Apache Iceberg is an open table format for huge analytic datasets, built to give data lakes the reliability that data warehouses had always taken for granted. It originated at Netflix in 2017, where Ryan Blue and Daniel Weeks created it to solve real production problems with Hive tables at scale. Netflix donated it to the Apache Software Foundation in 2018, and it graduated to a top-level project in May 2020.
The core idea: Iceberg sits between your storage system (S3, HDFS, ADLS) and whatever query engine you're using. It's not a database, not a server, nothing to run or deploy. It's a specification -- a set of rules for organizing Parquet files, tracking metadata, and managing table state -- plus libraries that implement those rules. Spark, Trino, Flink, Presto, Snowflake, Dremio, Athena, BigQuery, and Databricks all speak Iceberg natively.
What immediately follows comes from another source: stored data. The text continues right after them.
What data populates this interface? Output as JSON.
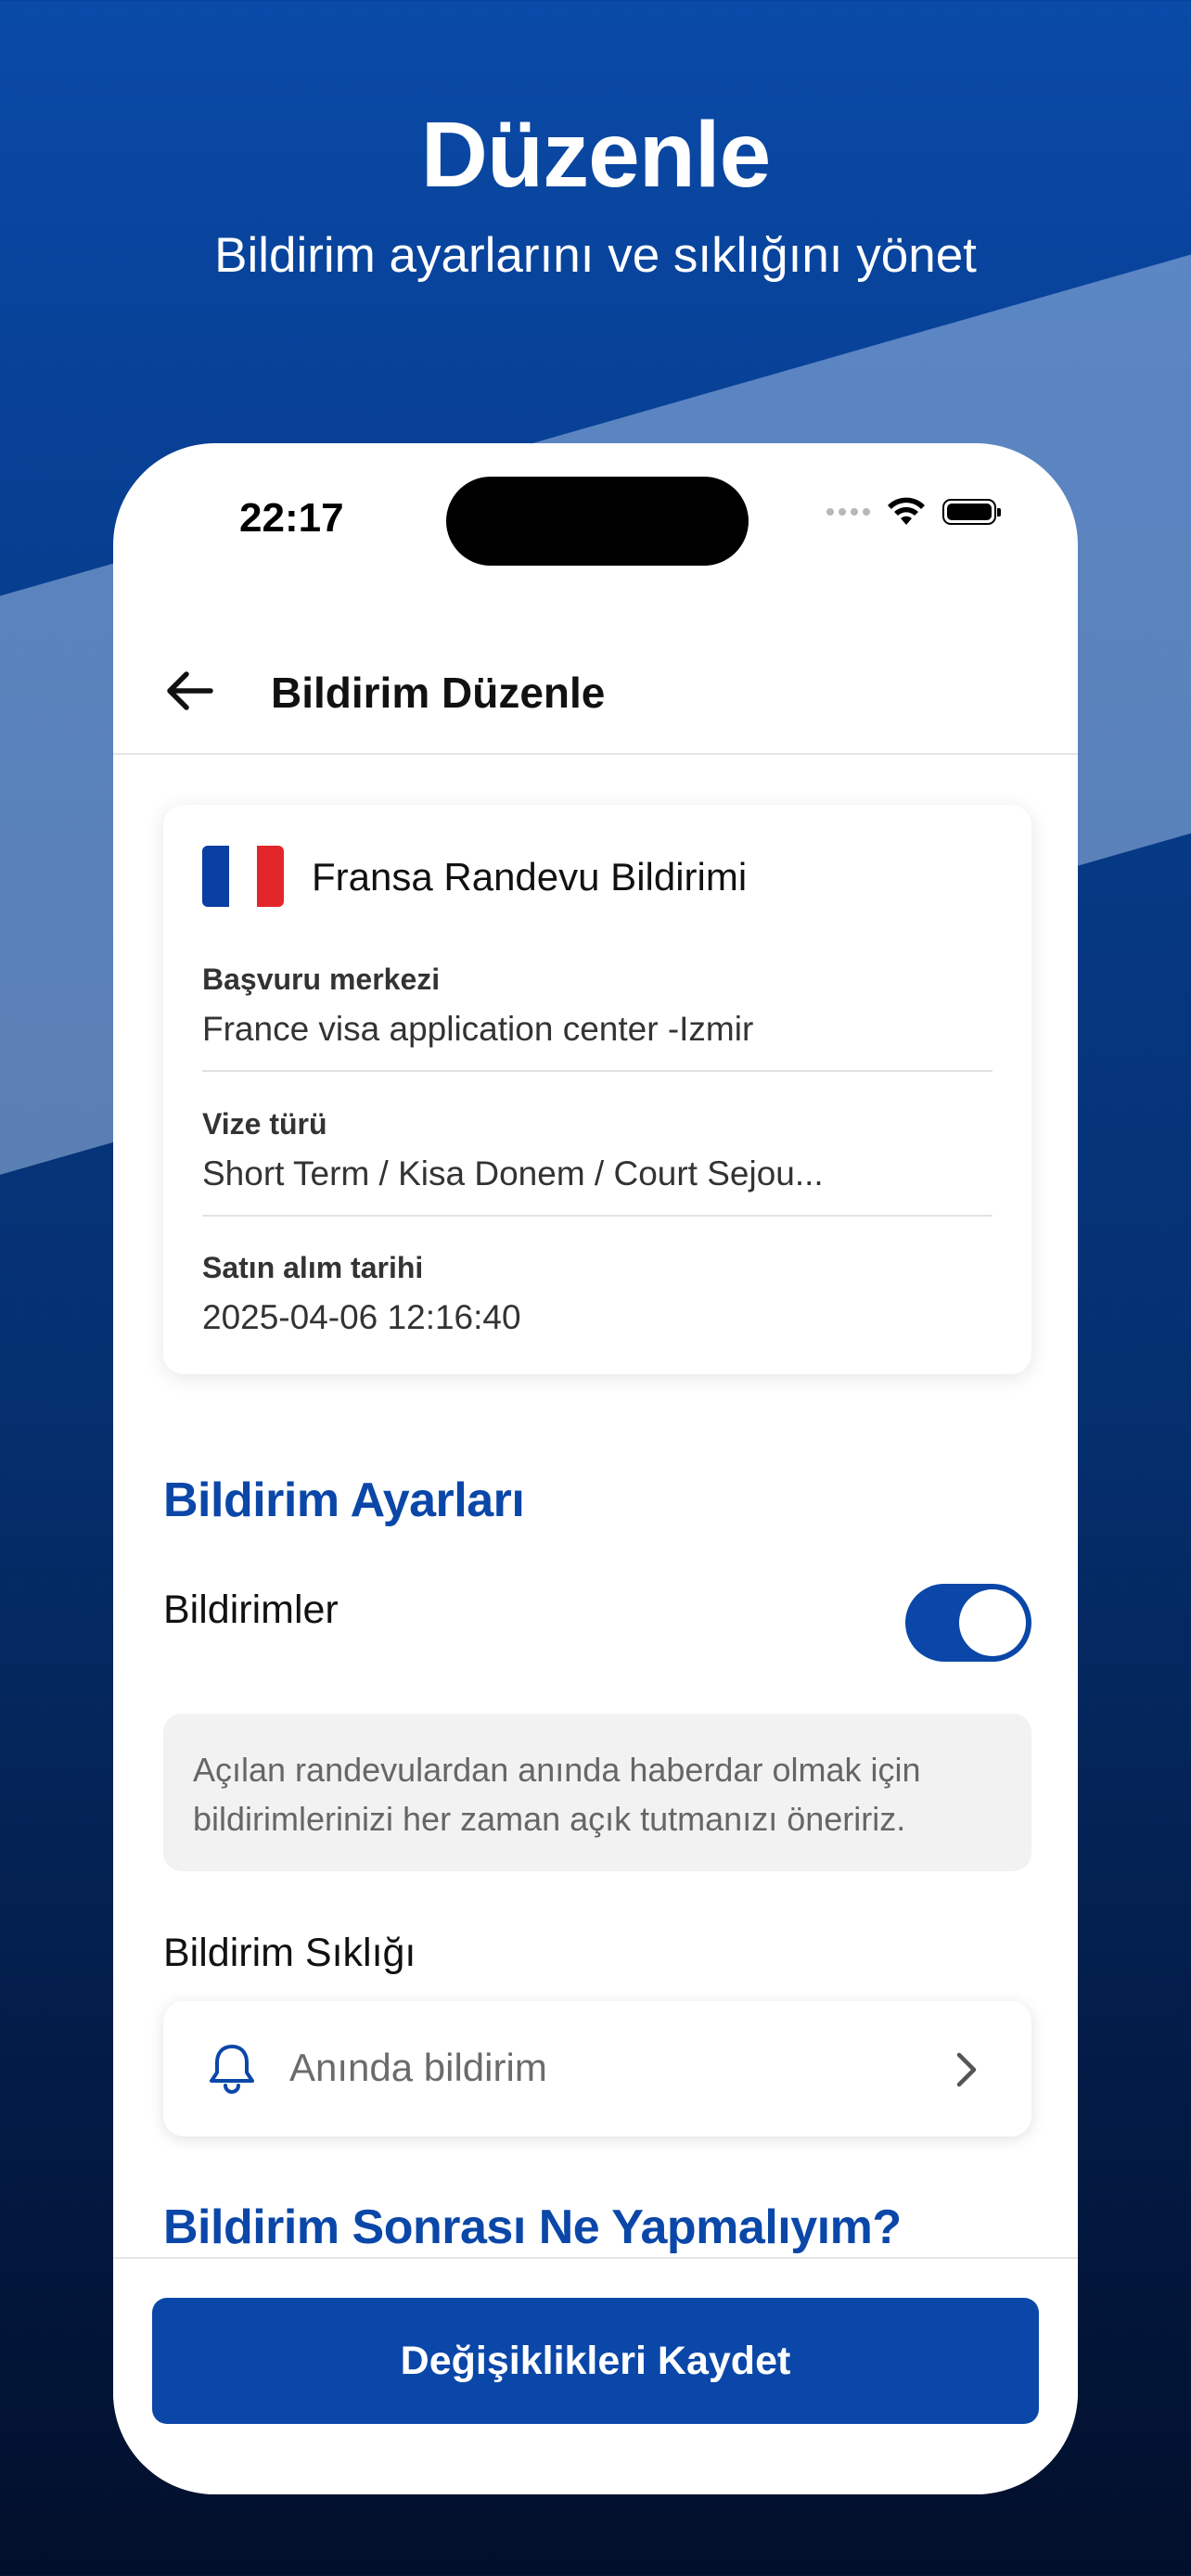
{
  "promo": {
    "title": "Düzenle",
    "subtitle": "Bildirim ayarlarını ve sıklığını yönet"
  },
  "status_bar": {
    "time": "22:17"
  },
  "nav": {
    "title": "Bildirim Düzenle"
  },
  "card": {
    "title": "Fransa Randevu Bildirimi",
    "flag_colors": [
      "#0a3fa3",
      "#ffffff",
      "#e3262b"
    ],
    "fields": [
      {
        "label": "Başvuru merkezi",
        "value": "France visa application center -Izmir"
      },
      {
        "label": "Vize türü",
        "value": "Short Term / Kisa Donem / Court Sejou..."
      },
      {
        "label": "Satın alım tarihi",
        "value": "2025-04-06 12:16:40"
      }
    ]
  },
  "settings": {
    "section_title": "Bildirim Ayarları",
    "notifications_label": "Bildirimler",
    "notifications_enabled": true,
    "info_text": "Açılan randevulardan anında haberdar olmak için bildirimlerinizi her zaman açık tutmanızı öneririz.",
    "frequency_label": "Bildirim Sıklığı",
    "frequency_value": "Anında bildirim"
  },
  "after_section": {
    "title": "Bildirim Sonrası Ne Yapmalıyım?"
  },
  "actions": {
    "save_label": "Değişiklikleri Kaydet"
  },
  "colors": {
    "accent": "#0a47a8",
    "background_top": "#0a4aa8",
    "background_bottom": "#020f2b"
  }
}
Any of them can read from and write to the same tables without stepping on each other.
Why Iceberg Exists
To understand what Iceberg solves, trace how we got here. Data warehouses dominated for decades -- batch overnight ETL, specialized hardware, predictable schema. Around 2010, Hadoop changed the model: dump everything into a distributed file system cheaply, worry about structure later. Schema-on-read made sense when managing schema was painful and data volumes were breaking traditional warehouse economics.
But schema does matter. Consistency matters. The ability to safely modify data without corrupting concurrent reads matters. Early data lakes -- even Hive tables on HDFS -- had none of that. Updating a row meant rewriting the whole partition. Two writers touching the same table at once? Either you got lucky or you got corruption. Changing a column name meant rewriting every file or breaking downstream readers. Querying a large table required listing every file in a directory hierarchy, which got comically slow at scale.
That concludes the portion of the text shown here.